Kendimizi müdafaa hakkımızı uygun gördüğümüz yer ve zamanda müdafaa edeceğiz ve bu saldırılara karşılık vereceğiz. Bu Türk saldırıları, daha fazla Suriye bölgesini kontrol etmeyi amaçladıkları için uluslararası sessizlikle karşılanmaya devam ederse tırmanabilir ve başka biçimler alabilir. Ama bir savunma sistemimiz var. Türkiye'nin bu tür saldırılar düzenlemeye devam etmesini bekliyoruz, ancak ABD ve Rus güçlerinin kuzeydoğu Suriye'deki varlığı Suriye krizine siyasi bir çözüm bulunmasına katkıda bulunabilir."

Bu bağlamda, Türkiye merkezli ve Türkiye meselelerinde uzman bir gazeteci olan Ahmed el-Hasan Al-Monitor'a şunları söyledi:

Kürt sorunu, Adalet ve Kalkınma Partisi'nin yaklaşımının önemli bir bölümünü oluşturuyor.
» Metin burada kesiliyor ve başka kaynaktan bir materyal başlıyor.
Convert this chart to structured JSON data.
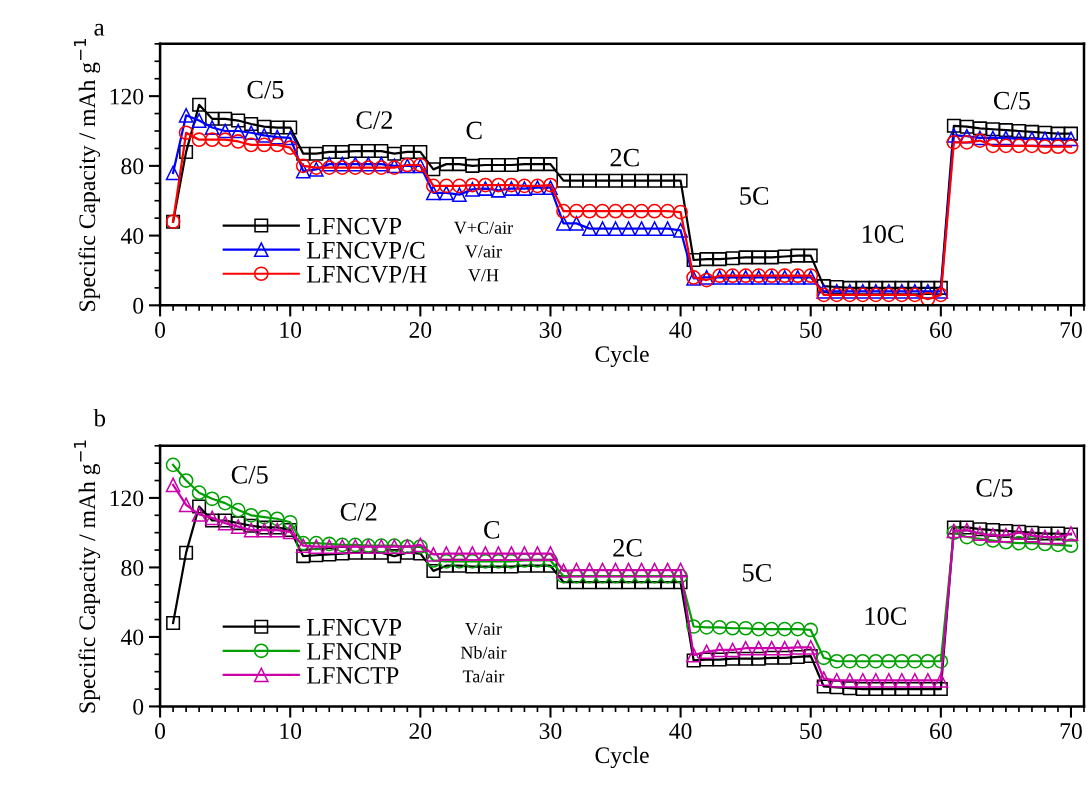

Ve bu saldırılar, Kürt seçmenleri kazanmak için bir Kürt çözümü için müzakerelere geri dönme baskısı oluşturmayı amaçlıyor. Türkiye'nin bu saldırılardan beklediği avantajlar arasında Türkiye'nin iç bölgelerinde seçmen desteği, iç ittifakları geliştirme ve yeni partileri çekme olasılığı var.”

Hassan, Kürt partilerin Afganistan sonrası dönemin eskisi gibi olmadığının farkında olduğunu, zorlukların eskisinden daha büyük olduğunu ve bu dönemde Türkiye ile çatışmanın daha da artacağını söyledi.

IŞİD'in SDG'ye yönelik Türk saldırılarını kendi çıkarına kullanmaya başlamasıyla ilgili olarak da şu yorumu yaptı:

“İŞİD, özellikle uyuyan hücrelerinin yayılması ve QSD hapishanelerinde ve üyelerinin büyük bir kitlesinin varlığında Kürt güçleri için büyük bir tehdit oluşturuyor. Aileleri kamplarında. Bu, bir güvenlik sorunu olduğunda patlayabilecek bir saatli bomba.”